To support the above speculation, shift-workers were reported to be at risk of reproductive disorders such as irregular menses, endometriosis, infertility, miscarriage, low birth weight or preterm delivery, and reduced incidence of breastfeeding (30, 31). It should be noted that food intake is another important stimulator that can reset the central circadian rhythm in the brain and peripheral clocks in the digestive organs (23, 32). Actually, shift work is associated with increased risks of obesity, diabetes, and cardiovascular diseases as a result of unusual eating time and disruption of the circadian rhythm (33). Although the day and night are reversed in shift-workers, the timing of food intake is synchronous with their active behaviors. In contrast, the phase of food intake dose not coincide with active behaviors in skipping breakfast and our animal experiments. Consequently, the constant asynchrony between light stimulation and food intake during active behaviors may chronically affect the central and/or peripheral clock systems. In this study, the reduction in ovulatory frequency was continuously manifested even in the second half of the dietary restriction period in the daytime-fed group (Table 1), suggesting that daytime-feeding is a constant stress on the hypothalamic–pituitary–ovarian axis. On the other hand, although there was no difference in the total frequency of ovulation between the control I and night-time-fed groups, ovulation increased from early to late period in the night-time-fed group (Table 1), suggesting the recovery from the initial stress of dietary restriction in the night-time-fed group. Furthermore, this group showed no change in estrus cyclicity despite a considerable reduction in calorie intake (Figure 4C), demonstrating a marked difference between the daytime-fed and night-time-fed groups. It may be because food intake during the night-time only is compatible with the normal behavior of rats, which are active at night in the natural world.

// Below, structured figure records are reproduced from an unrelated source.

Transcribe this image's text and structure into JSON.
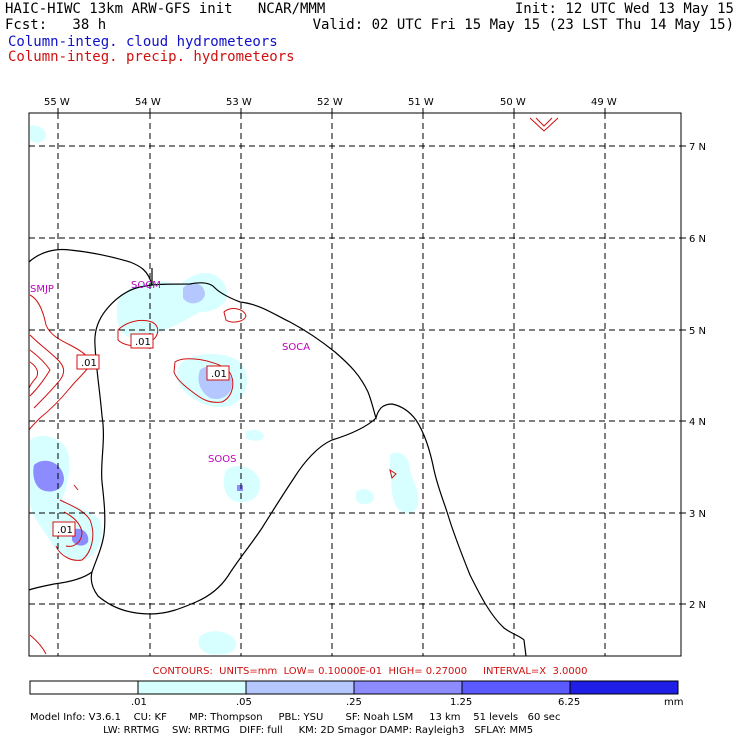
{
  "header": {
    "title": "HAIC-HIWC 13km ARW-GFS init   NCAR/MMM",
    "forecast": "Fcst:   38 h",
    "init": "Init: 12 UTC Wed 13 May 15",
    "valid": "Valid: 02 UTC Fri 15 May 15 (23 LST Thu 14 May 15)"
  },
  "legend": {
    "cloud": "Column-integ. cloud hydrometeors",
    "precip": "Column-integ. precip. hydrometeors",
    "cloud_color": "#1010c8",
    "precip_color": "#d01010"
  },
  "map": {
    "lon_labels": [
      "55 W",
      "54 W",
      "53 W",
      "52 W",
      "51 W",
      "50 W",
      "49 W"
    ],
    "lat_labels": [
      "7 N",
      "6 N",
      "5 N",
      "4 N",
      "3 N",
      "2 N"
    ],
    "region_labels": [
      "SMJP",
      "SOCM",
      "SOCA",
      "SOOS"
    ],
    "contour_labels": [
      ".01",
      ".01",
      ".01",
      ".01"
    ]
  },
  "contours_info": "CONTOURS:  UNITS=mm  LOW= 0.10000E-01  HIGH= 0.27000     INTERVAL=X  3.0000",
  "colorbar": {
    "labels": [
      ".01",
      ".05",
      ".25",
      "1.25",
      "6.25",
      "mm"
    ],
    "colors": [
      "#ffffff",
      "#d8ffff",
      "#b4c8ff",
      "#8c8cff",
      "#5a5aff",
      "#1e1ee6"
    ]
  },
  "model_info": {
    "line1": "Model Info: V3.6.1    CU: KF       MP: Thompson     PBL: YSU       SF: Noah LSM     13 km    51 levels   60 sec",
    "line2": "                       LW: RRTMG    SW: RRTMG   DIFF: full     KM: 2D Smagor DAMP: Rayleigh3   SFLAY: MM5"
  }
}
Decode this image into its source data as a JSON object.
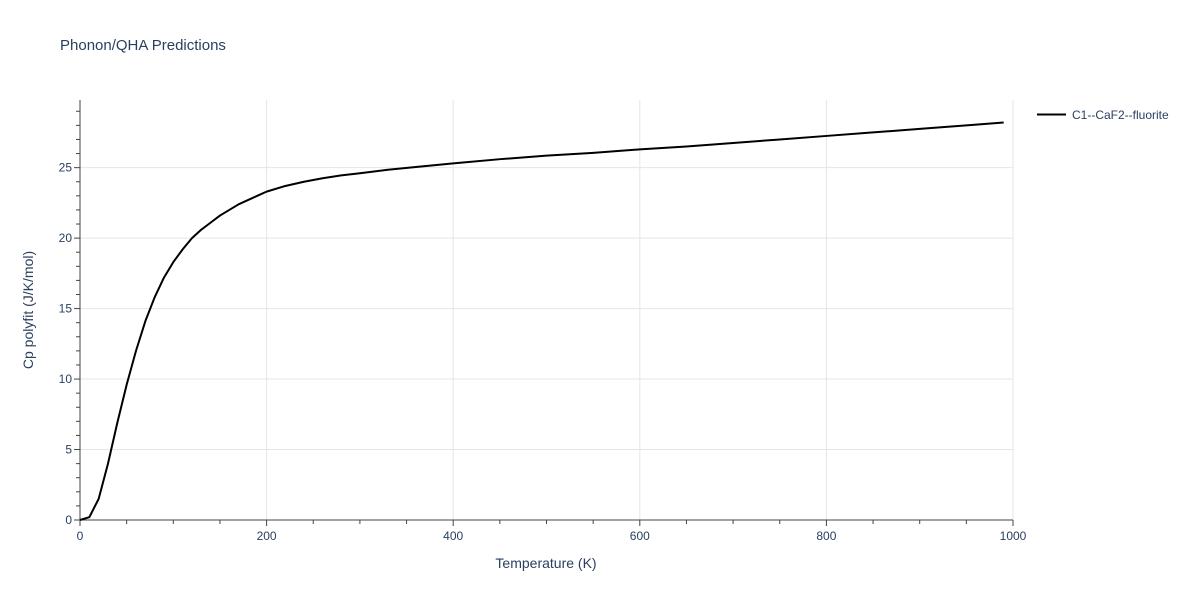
{
  "chart_data": {
    "type": "line",
    "title": "Phonon/QHA Predictions",
    "xlabel": "Temperature (K)",
    "ylabel": "Cp polyfit (J/K/mol)",
    "xlim": [
      0,
      1000
    ],
    "ylim": [
      0,
      29.8
    ],
    "xticks": [
      0,
      200,
      400,
      600,
      800,
      1000
    ],
    "yticks": [
      0,
      5,
      10,
      15,
      20,
      25
    ],
    "x_minor_step": 50,
    "y_minor_step": 1,
    "grid": true,
    "legend_position": "top-right",
    "series": [
      {
        "name": "C1--CaF2--fluorite",
        "color": "#000000",
        "x": [
          0,
          10,
          20,
          30,
          40,
          50,
          60,
          70,
          80,
          90,
          100,
          110,
          120,
          130,
          140,
          150,
          160,
          170,
          180,
          190,
          200,
          220,
          240,
          260,
          280,
          300,
          330,
          360,
          400,
          450,
          500,
          550,
          600,
          650,
          700,
          750,
          800,
          850,
          900,
          950,
          990
        ],
        "y": [
          0,
          0.2,
          1.5,
          4.0,
          6.9,
          9.6,
          12.0,
          14.1,
          15.8,
          17.2,
          18.3,
          19.2,
          20.0,
          20.6,
          21.1,
          21.6,
          22.0,
          22.4,
          22.7,
          23.0,
          23.3,
          23.7,
          24.0,
          24.25,
          24.45,
          24.6,
          24.85,
          25.05,
          25.3,
          25.6,
          25.85,
          26.05,
          26.3,
          26.5,
          26.75,
          27.0,
          27.25,
          27.5,
          27.75,
          28.0,
          28.2
        ]
      }
    ]
  }
}
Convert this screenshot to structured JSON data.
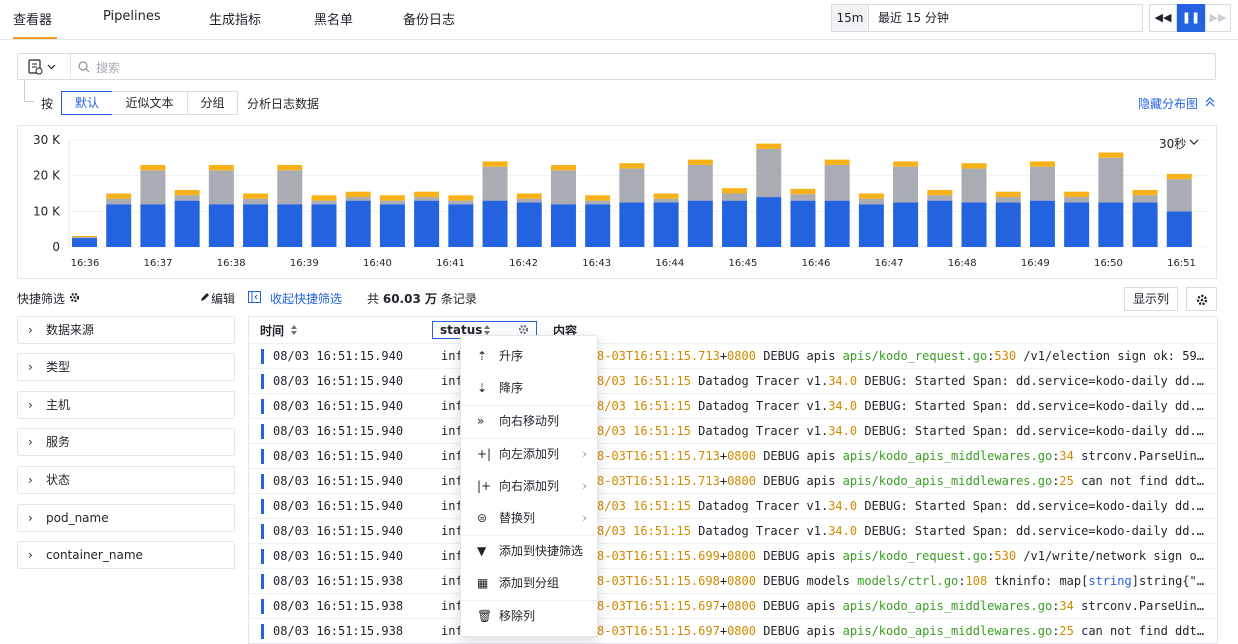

Importantly, this study also demonstrates apparent differences in the amount of food intake between the daytime- and night-time-fed groups, with a >20% reduction in food intake in the daytime-fed group as compared with the control group I. This reduction was considered to interfere with physiological growth during the postadolescent stage and resulted in a significant reduction in body weight gain. Because appetite loss during adolescent and postadolescent phases is physiopathologically important in young women (34, 35), the precise relations among appetite loss, reproductive dysfunction, and clock gene systems should be clarified from a comprehensive perspective in the future.

Conclusions

This study demonstrated that the frequency of ovulation and number of ovulating follicles declined in the daytime-fed young female rats, indicating that the difference in timing of food intake during the active or nonactive phase is a crucial factor that influences the female reproductive function during the postadolescent stage in rats. To our knowledge, this is the first study to experimentally confirm the adverse effect of feeding at an unusual time during the circadian cycle on the female reproductive function during the estrus cycle. Although we should not apply these findings directly to humans, this model can provide valuable information to clarify the mechanisms explaining why female young students who skip breakfast show reproductive dysfunction. Because the constant conflict of light stimulation and food intake during the active phase may chronically affect circadian rhythms, the differences between daytime- and night-time-fed groups should be analyzed from the perspective of clock gene systems using conditional gene-deleted mice (36, 37). This study also suggests that feeding at an unusual time induces appetite loss in postadolescent female rats. Recently, factors inducing chronic environmental circadian disruption have become social targets to prevent adverse health outcomes (20, 38). In this regard, the adverse influence of dietary habits during the postadolescent phase on the future fertility and appetite-related adult diseases is also a critical issue that should be elucidated.